The worst part is, as far as I can tell, the agents get NO penalty for what they are doing. They know it’s wrong to be contacting this 19, 20, 21 year old kid, and they do it anyway, get the kid and the school in trouble, and nothing ever happens to the agent. That’s the point where I agree with Saban…you can do a lot to limit these problems just by making sure there are penalties for the agent. The agent should get the same kind of penalties that the kid and the school get, he was just as much a part of the decision. Can’t keep letting the sleazier agents get away with things like this.
Re: Caldwell, haven’t seen the footage, just read the transcripts. Which were LOL-worthy on their own.
Re: the Gaslight Anthem, it was a great, high-energy show, but the setlist disappointed me a bit–they played a LOT of songs off their first album (though not my favorite, of course), which isn’t bad, but it doesn’t hold a candle to their most recent two. They ended up ignoring some really choice cuts. But that’s picking nits. And the NP’s had both Case and Bejar with them, so, yeah, incredible.
Re: Saban and agents, yeah, responsibility has to ultimately rest with the player involved. But I don’t think Saban’s out of line in calling for some kind of punishment for these people who exploit kids they only pretend to give the first crap about for their own personal gain. The pimp analogy sounds crude, but it’s not inaccurate.
First of all, let’s define this “exploiting kids” and “taking advantage of kids”. It’s not like these guys don’t know the rules. They know the rules. What else do coaches talk to their players about all year? If WE know what they can and can’t do, then THEY definitely know what they can and can’t do. It’s not like the agent comes up to these guys and invites them on this trip and then tell them that it’s not against the rules at all. If that were the case, and the player for some reason or another almost believed him, then the first thing he would do is ask one of his dozens of coaches whether it’s OK or not. No, the players know what’s going on from the start, and they just do it in hopes that they don’t get caught.
Coincidentally, I just happen to believe, and in fact I’m in position to know, that 19 year olds can indeed think. Me personally, I’m perfectly capable of deciding what I want for lunch, let alone deciding whether I would want to break some big important rule or not.
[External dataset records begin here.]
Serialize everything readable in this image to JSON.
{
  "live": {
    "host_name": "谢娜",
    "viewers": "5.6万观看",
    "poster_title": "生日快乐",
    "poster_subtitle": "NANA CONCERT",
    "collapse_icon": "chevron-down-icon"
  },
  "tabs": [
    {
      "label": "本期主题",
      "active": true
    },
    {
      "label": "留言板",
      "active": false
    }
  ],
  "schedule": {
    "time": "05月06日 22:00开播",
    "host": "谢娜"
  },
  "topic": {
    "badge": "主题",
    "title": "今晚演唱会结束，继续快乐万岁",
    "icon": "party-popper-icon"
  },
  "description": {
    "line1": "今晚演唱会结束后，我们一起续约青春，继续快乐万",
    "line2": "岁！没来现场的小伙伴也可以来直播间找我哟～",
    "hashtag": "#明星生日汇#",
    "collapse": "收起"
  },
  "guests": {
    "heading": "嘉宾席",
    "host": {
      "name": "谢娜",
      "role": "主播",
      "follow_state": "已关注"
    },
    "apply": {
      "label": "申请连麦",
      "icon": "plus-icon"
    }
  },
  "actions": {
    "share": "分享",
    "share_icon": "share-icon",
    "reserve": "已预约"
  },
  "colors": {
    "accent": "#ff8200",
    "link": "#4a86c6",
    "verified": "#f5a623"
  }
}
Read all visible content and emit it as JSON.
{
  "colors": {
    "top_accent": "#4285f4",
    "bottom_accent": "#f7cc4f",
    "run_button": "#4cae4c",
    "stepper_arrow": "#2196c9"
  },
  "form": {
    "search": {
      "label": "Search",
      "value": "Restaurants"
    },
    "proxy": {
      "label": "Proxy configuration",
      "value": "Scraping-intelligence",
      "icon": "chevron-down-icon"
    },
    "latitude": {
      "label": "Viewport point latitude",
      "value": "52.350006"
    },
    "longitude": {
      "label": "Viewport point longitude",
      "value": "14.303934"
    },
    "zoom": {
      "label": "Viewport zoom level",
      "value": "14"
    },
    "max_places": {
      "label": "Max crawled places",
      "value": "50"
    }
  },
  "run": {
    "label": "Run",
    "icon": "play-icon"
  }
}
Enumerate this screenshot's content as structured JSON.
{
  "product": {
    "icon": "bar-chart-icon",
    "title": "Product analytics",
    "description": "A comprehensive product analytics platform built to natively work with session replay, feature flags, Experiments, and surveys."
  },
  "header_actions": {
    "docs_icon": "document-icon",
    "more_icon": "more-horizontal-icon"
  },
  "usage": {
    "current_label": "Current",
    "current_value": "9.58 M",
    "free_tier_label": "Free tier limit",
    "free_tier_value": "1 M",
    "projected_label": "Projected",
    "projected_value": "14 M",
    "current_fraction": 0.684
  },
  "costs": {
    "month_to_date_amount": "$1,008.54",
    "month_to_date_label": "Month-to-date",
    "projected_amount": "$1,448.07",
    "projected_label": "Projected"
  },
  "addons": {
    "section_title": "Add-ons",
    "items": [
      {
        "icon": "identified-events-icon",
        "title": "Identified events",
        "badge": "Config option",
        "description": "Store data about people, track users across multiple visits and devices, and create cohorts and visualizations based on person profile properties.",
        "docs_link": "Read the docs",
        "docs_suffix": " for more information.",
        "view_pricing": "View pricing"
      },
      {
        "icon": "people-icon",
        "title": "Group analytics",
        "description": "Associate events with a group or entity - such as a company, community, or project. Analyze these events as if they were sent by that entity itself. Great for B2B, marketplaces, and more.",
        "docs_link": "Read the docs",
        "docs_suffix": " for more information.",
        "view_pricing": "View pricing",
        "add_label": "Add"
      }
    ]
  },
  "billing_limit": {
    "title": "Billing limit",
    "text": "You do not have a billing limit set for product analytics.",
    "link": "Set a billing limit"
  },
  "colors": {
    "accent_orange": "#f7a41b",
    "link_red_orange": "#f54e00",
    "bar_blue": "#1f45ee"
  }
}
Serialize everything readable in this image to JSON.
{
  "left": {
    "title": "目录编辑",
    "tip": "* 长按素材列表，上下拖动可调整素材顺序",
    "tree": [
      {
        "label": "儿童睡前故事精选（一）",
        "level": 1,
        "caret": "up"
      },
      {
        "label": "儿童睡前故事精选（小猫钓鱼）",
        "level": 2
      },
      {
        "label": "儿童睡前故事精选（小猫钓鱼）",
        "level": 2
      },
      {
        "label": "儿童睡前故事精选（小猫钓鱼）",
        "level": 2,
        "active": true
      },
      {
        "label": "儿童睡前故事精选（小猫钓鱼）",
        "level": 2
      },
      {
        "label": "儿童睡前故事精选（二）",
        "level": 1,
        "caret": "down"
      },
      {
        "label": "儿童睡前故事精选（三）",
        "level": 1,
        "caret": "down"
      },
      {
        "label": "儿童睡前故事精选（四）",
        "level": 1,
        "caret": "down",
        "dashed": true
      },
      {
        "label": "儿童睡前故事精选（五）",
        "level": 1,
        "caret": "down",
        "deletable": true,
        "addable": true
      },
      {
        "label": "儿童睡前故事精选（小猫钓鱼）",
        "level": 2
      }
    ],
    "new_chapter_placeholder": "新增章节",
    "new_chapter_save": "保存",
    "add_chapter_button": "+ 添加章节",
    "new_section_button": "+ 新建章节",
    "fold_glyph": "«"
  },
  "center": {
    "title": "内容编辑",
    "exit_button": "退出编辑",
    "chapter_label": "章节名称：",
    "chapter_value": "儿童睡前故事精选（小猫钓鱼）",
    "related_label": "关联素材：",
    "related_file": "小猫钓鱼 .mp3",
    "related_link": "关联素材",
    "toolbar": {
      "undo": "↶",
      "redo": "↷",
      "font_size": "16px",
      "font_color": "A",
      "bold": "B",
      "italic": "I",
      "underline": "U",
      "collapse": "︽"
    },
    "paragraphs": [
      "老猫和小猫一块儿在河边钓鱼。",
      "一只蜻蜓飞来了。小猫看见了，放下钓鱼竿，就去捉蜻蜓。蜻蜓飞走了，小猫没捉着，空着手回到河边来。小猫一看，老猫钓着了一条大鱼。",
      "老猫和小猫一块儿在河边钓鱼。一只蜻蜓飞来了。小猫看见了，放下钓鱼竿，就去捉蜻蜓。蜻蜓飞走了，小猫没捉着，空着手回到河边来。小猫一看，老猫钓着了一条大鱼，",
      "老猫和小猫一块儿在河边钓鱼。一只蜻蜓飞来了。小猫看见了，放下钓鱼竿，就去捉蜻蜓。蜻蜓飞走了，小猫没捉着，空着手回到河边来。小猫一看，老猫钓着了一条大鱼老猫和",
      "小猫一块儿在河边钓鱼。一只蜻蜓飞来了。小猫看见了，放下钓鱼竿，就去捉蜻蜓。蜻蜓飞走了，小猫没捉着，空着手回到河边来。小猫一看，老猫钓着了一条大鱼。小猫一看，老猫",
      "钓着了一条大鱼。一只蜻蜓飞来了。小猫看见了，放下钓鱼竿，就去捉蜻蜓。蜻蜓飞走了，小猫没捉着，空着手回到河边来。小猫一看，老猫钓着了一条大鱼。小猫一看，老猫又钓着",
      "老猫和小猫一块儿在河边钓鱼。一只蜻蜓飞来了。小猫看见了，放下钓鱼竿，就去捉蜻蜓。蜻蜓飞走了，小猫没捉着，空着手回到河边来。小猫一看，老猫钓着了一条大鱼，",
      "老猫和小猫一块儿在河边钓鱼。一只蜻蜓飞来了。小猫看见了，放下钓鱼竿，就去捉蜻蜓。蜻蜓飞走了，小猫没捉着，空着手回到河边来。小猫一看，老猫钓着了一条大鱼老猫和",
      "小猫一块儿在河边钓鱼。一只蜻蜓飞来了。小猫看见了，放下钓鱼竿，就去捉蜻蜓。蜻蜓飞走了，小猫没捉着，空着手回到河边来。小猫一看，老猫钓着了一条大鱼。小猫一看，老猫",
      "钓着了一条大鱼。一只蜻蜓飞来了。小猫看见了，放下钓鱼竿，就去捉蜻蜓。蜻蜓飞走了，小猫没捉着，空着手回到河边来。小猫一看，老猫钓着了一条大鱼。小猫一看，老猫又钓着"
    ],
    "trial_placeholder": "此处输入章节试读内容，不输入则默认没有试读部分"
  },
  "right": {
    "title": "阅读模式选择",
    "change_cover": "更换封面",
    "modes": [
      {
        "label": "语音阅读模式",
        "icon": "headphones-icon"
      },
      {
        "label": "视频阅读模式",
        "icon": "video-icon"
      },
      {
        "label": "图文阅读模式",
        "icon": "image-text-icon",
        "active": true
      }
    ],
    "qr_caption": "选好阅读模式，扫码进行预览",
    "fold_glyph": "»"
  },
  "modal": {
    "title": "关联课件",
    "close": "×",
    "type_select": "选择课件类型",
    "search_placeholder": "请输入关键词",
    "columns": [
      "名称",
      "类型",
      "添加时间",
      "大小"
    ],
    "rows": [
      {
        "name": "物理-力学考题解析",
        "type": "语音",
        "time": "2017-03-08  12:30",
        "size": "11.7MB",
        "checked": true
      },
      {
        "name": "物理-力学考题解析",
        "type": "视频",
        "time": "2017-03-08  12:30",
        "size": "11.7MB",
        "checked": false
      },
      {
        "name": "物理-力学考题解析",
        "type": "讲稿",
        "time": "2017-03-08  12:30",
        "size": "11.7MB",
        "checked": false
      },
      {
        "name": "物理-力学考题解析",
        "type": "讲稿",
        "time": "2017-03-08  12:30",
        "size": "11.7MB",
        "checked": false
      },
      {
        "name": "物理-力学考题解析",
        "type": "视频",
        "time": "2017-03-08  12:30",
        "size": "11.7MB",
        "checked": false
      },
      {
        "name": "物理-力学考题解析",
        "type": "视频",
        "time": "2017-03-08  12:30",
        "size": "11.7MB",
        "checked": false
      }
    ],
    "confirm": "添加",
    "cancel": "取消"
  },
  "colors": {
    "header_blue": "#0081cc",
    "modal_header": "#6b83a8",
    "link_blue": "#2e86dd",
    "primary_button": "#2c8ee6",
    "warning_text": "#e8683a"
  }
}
And if I did, I would certainly be held accountable for my own actions.
No one said, “Oh, poor Reggie Bush, he got swindled by those mean old boosters.” But that’s what everyone’s saying about this party. I don’t get it. Illegal benefits is illegal benefits.
Sure, some these agents are crooks. They suck, we all agree on that. But the responsibility lies with the players, and even the coaches. Even if it is hard to keep up with 85 guys, they’re all still the coach’s responsibility and the coach is to be held accountable. That’s what he’s paid to do. Hell, if Saban says he isn’t responsible for Marcell Dareus, then I say we take away Dareus’s intercepted screen pass and maybe Texas wins the national championship. If you’re going to take credit for their actions on the field, then you better take blame for their actions off the field.
Again, the only thing that keeps me from going crazy over this is the thought of how stupid these Bama players look. Poor baby Marcell got tricked by mean man in a suit.
I don’t think anyone–except for Saban–is painting the South Beach party-goers as innocent victims. No one except the most diehard Tide fans are going to cry for Dareus if he misses games. I was happy to hear Auburn’s players and coaches take the exact opposite tack from Saban at the podium today and say that the responsibility ultimately rests with the players, because it does.
But it’s not the end of the world to suggest that these sleazeball agents face some sort of punishment for conspiring with these athletes to rob them of their eligibility. They risk nothing and gain everything.